By a rabbinic decree, other seed-crops are forbidden to be planted in a vineyard. Had a person transgressed and grew a seed-crop within his vineyard, not only is the produce forbidden to be eaten, but also had he sold the produce, the proceeds accruing from the sale of such produce are also forbidden, and must be burnt, together with the vineyard. The practical bearing of this rabbinic edict is in respect of someone who came along and maliciously sowed Diverse seedlings in his neighbor's vineyard where there is beginning to grow nascent fruit. In such a case, the rabbinic authority has prohibited the seed crop (requiring its burning), but the vineyard and its fruit are still permitted. The reason for this leniency is because most seedlings sown in a vineyard are only a rabbinic prohibition, and the rabbis did not punish the owner of the vineyard in the case of another person's malfeasance. However, wherever the non-seed plants of hemp (קנבוס) and arum (לוף) were planted in a vineyard, seeing that their planting in a vineyard stands in direct violation of the Torah itself, such plantings would render the entire vineyard prohibited, requiring its burning.

===In animals===
The prohibition vis-à-vis animals pertains to their cross-breeding and the prohibition of plowing a field with two different species of animals coupled together, such as with an ox and donkey that are hitched together by a yoke. This prohibition applies also to hitching two kinds of animals together to pull a cart or wagon, and even if it were merely to tie them together behind a wagon.

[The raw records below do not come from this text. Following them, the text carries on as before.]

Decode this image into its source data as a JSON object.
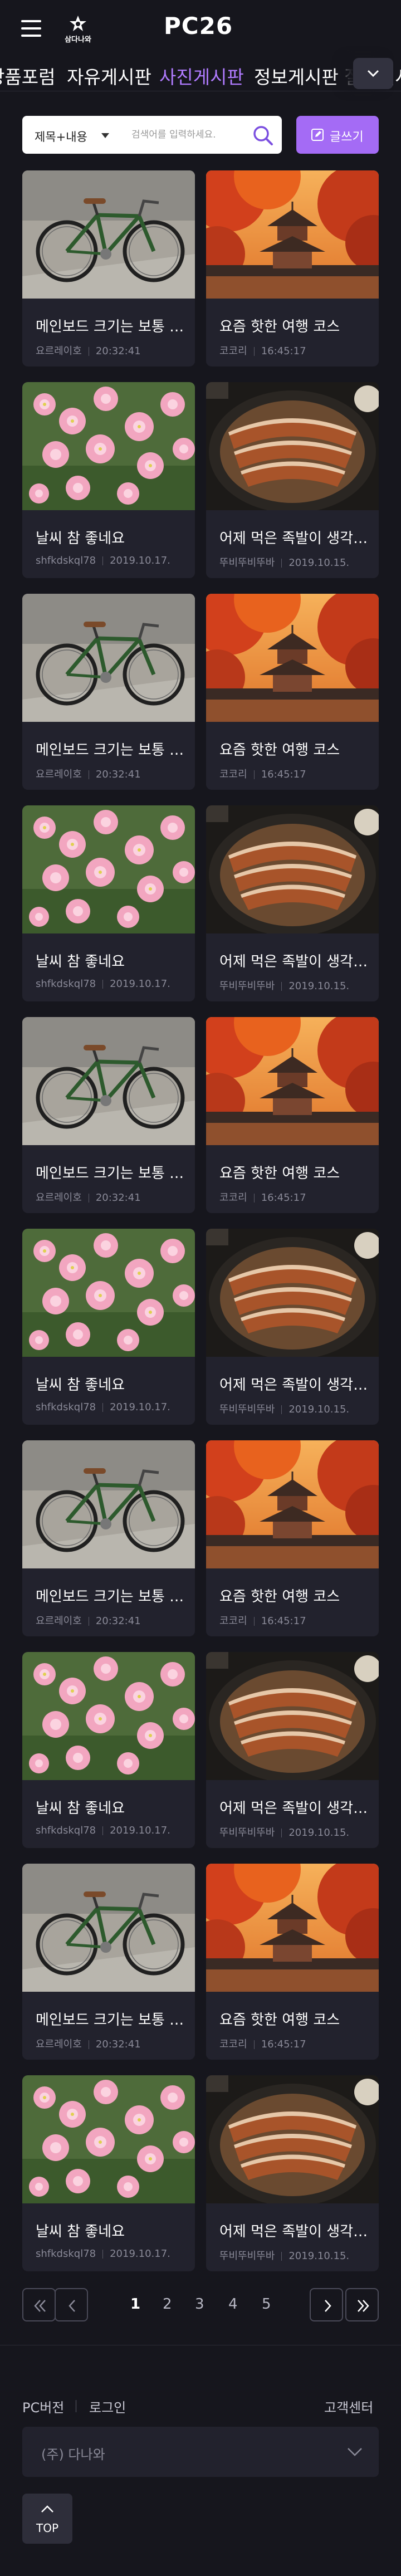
{
  "header": {
    "logo_text": "삼다나와",
    "brand": "PC26",
    "menu_icon": "hamburger-menu-icon",
    "logo_icon": "samdanawa-logo-icon"
  },
  "tabs": [
    {
      "label": "상품포럼",
      "active": false
    },
    {
      "label": "자유게시판",
      "active": false
    },
    {
      "label": "사진게시판",
      "active": true
    },
    {
      "label": "정보게시판",
      "active": false
    },
    {
      "label": "질문게시판",
      "active": false
    }
  ],
  "tab_toggle_icon": "chevron-down-icon",
  "search": {
    "select_value": "제목+내용",
    "placeholder": "검색어를 입력하세요.",
    "button_icon": "search-icon"
  },
  "write_button": {
    "label": "글쓰기",
    "icon": "pencil-icon"
  },
  "posts": [
    {
      "title": "메인보드 크기는 보통 어느 정도인가요",
      "author": "요르레이호",
      "date": "20:32:41",
      "image": "bicycle"
    },
    {
      "title": "요즘 핫한 여행 코스",
      "author": "코코리",
      "date": "16:45:17",
      "image": "autumn-pagoda"
    },
    {
      "title": "날씨 참 좋네요",
      "author": "shfkdskql78",
      "date": "2019.10.17.",
      "image": "pink-flowers"
    },
    {
      "title": "어제 먹은 족발이 생각나네요",
      "author": "뚜비뚜비뚜바",
      "date": "2019.10.15.",
      "image": "jokbal"
    },
    {
      "title": "메인보드 크기는 보통 어느 정도인가요",
      "author": "요르레이호",
      "date": "20:32:41",
      "image": "bicycle"
    },
    {
      "title": "요즘 핫한 여행 코스",
      "author": "코코리",
      "date": "16:45:17",
      "image": "autumn-pagoda"
    },
    {
      "title": "날씨 참 좋네요",
      "author": "shfkdskql78",
      "date": "2019.10.17.",
      "image": "pink-flowers"
    },
    {
      "title": "어제 먹은 족발이 생각나네요",
      "author": "뚜비뚜비뚜바",
      "date": "2019.10.15.",
      "image": "jokbal"
    },
    {
      "title": "메인보드 크기는 보통 어느 정도인가요",
      "author": "요르레이호",
      "date": "20:32:41",
      "image": "bicycle"
    },
    {
      "title": "요즘 핫한 여행 코스",
      "author": "코코리",
      "date": "16:45:17",
      "image": "autumn-pagoda"
    },
    {
      "title": "날씨 참 좋네요",
      "author": "shfkdskql78",
      "date": "2019.10.17.",
      "image": "pink-flowers"
    },
    {
      "title": "어제 먹은 족발이 생각나네요",
      "author": "뚜비뚜비뚜바",
      "date": "2019.10.15.",
      "image": "jokbal"
    },
    {
      "title": "메인보드 크기는 보통 어느 정도인가요",
      "author": "요르레이호",
      "date": "20:32:41",
      "image": "bicycle"
    },
    {
      "title": "요즘 핫한 여행 코스",
      "author": "코코리",
      "date": "16:45:17",
      "image": "autumn-pagoda"
    },
    {
      "title": "날씨 참 좋네요",
      "author": "shfkdskql78",
      "date": "2019.10.17.",
      "image": "pink-flowers"
    },
    {
      "title": "어제 먹은 족발이 생각나네요",
      "author": "뚜비뚜비뚜바",
      "date": "2019.10.15.",
      "image": "jokbal"
    },
    {
      "title": "메인보드 크기는 보통 어느 정도인가요",
      "author": "요르레이호",
      "date": "20:32:41",
      "image": "bicycle"
    },
    {
      "title": "요즘 핫한 여행 코스",
      "author": "코코리",
      "date": "16:45:17",
      "image": "autumn-pagoda"
    },
    {
      "title": "날씨 참 좋네요",
      "author": "shfkdskql78",
      "date": "2019.10.17.",
      "image": "pink-flowers"
    },
    {
      "title": "어제 먹은 족발이 생각나네요",
      "author": "뚜비뚜비뚜바",
      "date": "2019.10.15.",
      "image": "jokbal"
    }
  ],
  "pagination": {
    "pages": [
      "1",
      "2",
      "3",
      "4",
      "5"
    ],
    "current": "1",
    "first_icon": "double-chevron-left-icon",
    "prev_icon": "chevron-left-icon",
    "next_icon": "chevron-right-icon",
    "last_icon": "double-chevron-right-icon"
  },
  "footer": {
    "pc_version": "PC버전",
    "login": "로그인",
    "customer_center": "고객센터",
    "company": "(주) 다나와",
    "company_icon": "chevron-down-icon",
    "top_label": "TOP",
    "top_icon": "chevron-up-icon"
  },
  "colors": {
    "background": "#16161d",
    "card": "#22222d",
    "accent": "#a46bf5",
    "active_tab": "#b07bff"
  }
}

The prohibition of coupling together diverse kinds of animals applies also to tying together two species of birds. A man and his beast are permitted to plough together.

In the classification of animals, the genus Canis includes dogs, wolves, coyotes, and jackals. Even so, the mating of dogs and wolves is forbidden. The common "village dog" (הכלב הכופרי), said by some commentators to be the saluki, is considered a diverse kind with the fox. Similarly, mating a horse and mule (even though they cannot reproduce) is forbidden.

Though a Jew is forbidden to crossbreed a horse and a donkey (producing a hinny or mule), had a gentile bred them, it is permitted for a Jew to make use of them.